Reading does not have to be confined to the walls of a book. It can expand its vision into so many other avenues like even the back of a Kellogg’s cereal box. Doesn’t harm anyone to know where and when their Honey Loops were manufactured. Reading the daily papers has become passé and the preferred mode is the TOI or NDTV app, even though it only carries 1/10th of the actual newspaper’s content. The pleasure of reading the small bits in the papers is totally lost on this cool and hip reader. Sadly, he or she probably even misses the obituary page incase a notice of bereavement relevant to them were to be published. Book stores used to be a place of peace, tranquility and the chance to enjoy the smell of a new book. Sadly, but surely, they are a diminishing lot and the Kindles, smartphones and e-readers of the world have now firmly cemented their numero-uno position as the preferred modes of reading for most ‘technologically savvy’ people.

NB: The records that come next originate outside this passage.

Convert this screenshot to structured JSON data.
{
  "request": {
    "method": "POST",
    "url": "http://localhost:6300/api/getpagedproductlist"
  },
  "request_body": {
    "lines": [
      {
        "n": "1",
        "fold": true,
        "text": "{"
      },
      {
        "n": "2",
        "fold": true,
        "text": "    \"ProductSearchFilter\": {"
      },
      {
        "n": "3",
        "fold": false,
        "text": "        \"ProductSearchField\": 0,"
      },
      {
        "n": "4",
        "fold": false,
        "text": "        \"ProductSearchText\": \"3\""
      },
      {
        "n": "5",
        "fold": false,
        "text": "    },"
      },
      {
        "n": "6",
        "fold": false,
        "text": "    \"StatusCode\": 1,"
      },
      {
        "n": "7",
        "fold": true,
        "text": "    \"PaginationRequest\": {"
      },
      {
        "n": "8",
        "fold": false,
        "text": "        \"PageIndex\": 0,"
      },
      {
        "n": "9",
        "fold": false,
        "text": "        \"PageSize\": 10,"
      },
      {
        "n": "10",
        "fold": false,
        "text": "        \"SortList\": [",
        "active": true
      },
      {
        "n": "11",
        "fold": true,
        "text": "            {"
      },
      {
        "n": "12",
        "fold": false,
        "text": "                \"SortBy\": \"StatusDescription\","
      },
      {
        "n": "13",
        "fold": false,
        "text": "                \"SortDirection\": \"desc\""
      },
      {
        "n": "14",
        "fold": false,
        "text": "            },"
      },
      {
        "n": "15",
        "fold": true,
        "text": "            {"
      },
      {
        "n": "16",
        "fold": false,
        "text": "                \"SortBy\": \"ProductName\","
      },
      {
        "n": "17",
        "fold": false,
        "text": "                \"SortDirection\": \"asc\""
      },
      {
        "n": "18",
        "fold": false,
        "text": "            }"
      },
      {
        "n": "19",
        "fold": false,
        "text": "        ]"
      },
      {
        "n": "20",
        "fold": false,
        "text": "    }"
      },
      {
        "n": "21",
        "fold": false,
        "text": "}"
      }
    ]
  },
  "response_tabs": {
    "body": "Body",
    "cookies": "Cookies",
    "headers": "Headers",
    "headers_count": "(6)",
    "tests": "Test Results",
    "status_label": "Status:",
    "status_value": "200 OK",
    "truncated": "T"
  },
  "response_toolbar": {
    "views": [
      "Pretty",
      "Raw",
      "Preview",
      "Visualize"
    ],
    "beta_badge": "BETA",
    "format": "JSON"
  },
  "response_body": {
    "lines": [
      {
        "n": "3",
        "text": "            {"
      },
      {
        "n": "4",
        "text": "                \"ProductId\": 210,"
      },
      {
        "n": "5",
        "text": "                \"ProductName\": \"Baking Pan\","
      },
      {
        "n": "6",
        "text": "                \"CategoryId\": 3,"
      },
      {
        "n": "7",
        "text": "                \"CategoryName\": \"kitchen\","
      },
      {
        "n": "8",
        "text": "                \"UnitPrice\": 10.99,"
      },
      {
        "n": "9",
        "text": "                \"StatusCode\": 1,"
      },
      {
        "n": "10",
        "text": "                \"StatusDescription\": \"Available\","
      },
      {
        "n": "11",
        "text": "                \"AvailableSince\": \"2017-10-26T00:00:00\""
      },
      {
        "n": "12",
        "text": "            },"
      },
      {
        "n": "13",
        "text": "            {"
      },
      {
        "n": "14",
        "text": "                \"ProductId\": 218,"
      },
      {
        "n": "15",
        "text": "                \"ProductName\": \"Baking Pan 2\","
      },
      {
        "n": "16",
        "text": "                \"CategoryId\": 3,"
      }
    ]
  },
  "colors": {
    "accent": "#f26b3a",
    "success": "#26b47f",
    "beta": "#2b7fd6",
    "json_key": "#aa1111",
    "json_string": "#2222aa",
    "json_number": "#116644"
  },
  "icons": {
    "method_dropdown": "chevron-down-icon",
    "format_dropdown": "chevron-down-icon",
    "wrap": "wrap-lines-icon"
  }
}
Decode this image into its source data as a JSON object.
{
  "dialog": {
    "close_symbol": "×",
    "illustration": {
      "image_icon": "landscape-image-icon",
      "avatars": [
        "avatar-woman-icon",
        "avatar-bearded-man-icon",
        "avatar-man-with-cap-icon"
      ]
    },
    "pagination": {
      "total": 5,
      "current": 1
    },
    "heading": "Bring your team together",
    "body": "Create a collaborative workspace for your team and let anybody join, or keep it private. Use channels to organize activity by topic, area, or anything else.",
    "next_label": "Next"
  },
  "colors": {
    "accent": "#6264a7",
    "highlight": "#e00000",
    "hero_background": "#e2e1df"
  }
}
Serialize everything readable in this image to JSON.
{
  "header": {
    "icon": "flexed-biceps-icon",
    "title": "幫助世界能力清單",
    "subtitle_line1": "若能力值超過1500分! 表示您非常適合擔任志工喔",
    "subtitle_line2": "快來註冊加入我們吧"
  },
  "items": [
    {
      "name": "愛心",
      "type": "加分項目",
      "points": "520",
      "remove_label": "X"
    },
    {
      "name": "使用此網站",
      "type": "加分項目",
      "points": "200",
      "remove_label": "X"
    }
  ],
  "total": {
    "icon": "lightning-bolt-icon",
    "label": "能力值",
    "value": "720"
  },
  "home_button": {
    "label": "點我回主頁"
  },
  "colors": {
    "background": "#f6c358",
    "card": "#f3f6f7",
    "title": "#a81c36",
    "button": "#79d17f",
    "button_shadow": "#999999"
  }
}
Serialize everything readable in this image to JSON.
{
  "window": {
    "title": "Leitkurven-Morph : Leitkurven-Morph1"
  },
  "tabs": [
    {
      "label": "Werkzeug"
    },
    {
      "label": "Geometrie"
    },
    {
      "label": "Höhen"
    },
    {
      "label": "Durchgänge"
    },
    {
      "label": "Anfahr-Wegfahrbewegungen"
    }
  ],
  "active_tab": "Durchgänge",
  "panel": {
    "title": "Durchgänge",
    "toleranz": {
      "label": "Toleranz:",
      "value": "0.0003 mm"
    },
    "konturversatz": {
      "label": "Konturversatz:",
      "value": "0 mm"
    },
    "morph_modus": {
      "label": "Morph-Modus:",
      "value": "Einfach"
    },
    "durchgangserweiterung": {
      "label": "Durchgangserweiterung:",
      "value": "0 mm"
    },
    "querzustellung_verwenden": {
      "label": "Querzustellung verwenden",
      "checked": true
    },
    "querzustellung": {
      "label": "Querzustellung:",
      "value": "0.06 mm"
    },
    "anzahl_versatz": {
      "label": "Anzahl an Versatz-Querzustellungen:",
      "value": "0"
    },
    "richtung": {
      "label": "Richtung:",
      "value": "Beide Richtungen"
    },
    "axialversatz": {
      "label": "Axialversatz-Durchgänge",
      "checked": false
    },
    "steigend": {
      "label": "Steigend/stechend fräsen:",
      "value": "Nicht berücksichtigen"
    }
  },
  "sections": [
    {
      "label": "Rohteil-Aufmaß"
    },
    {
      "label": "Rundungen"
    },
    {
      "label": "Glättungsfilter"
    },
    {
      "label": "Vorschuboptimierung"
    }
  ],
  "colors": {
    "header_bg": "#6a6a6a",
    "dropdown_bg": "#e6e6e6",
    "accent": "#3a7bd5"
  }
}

Pseudo intelligent social media posts, fake Facebook propaganda pages and WhatsApp forwards spreading a fantastic amount of disinformation and distorted facts has come to become credible information. Why? Because no one has the time to find out otherwise or authenticate the source of information? Last month I was appalled to receive a WhatsApp forward announcing the untimely death of my childhood hero, Tiger Woods. On researching further, I was relieved to know it was a hoax. This sort of brazen rumour mongering doesn’t create a robust platform for healthy debate. It takes away the joy of being able to enhance the social, political and economic narrative of the country or any society. The quality of debates and shouting matches that are witnessed on prime-time national television are testimony to how frivolous the political and social discourse has become over the years.

It’s time to take a step back and ask ourselves what kind of society do we want to build. One that goes by whatever they hear or see or one that wants to find out for themselves be it via using 4 or 5 different mediums of information. All in all, don’t believe everything you see or read on your smartphones or tablets. Have the gumption to dig deeper and then derive comfort in calling yourself a know-it-all.

Or else we risk becoming a society filled with smart phones and dumb people!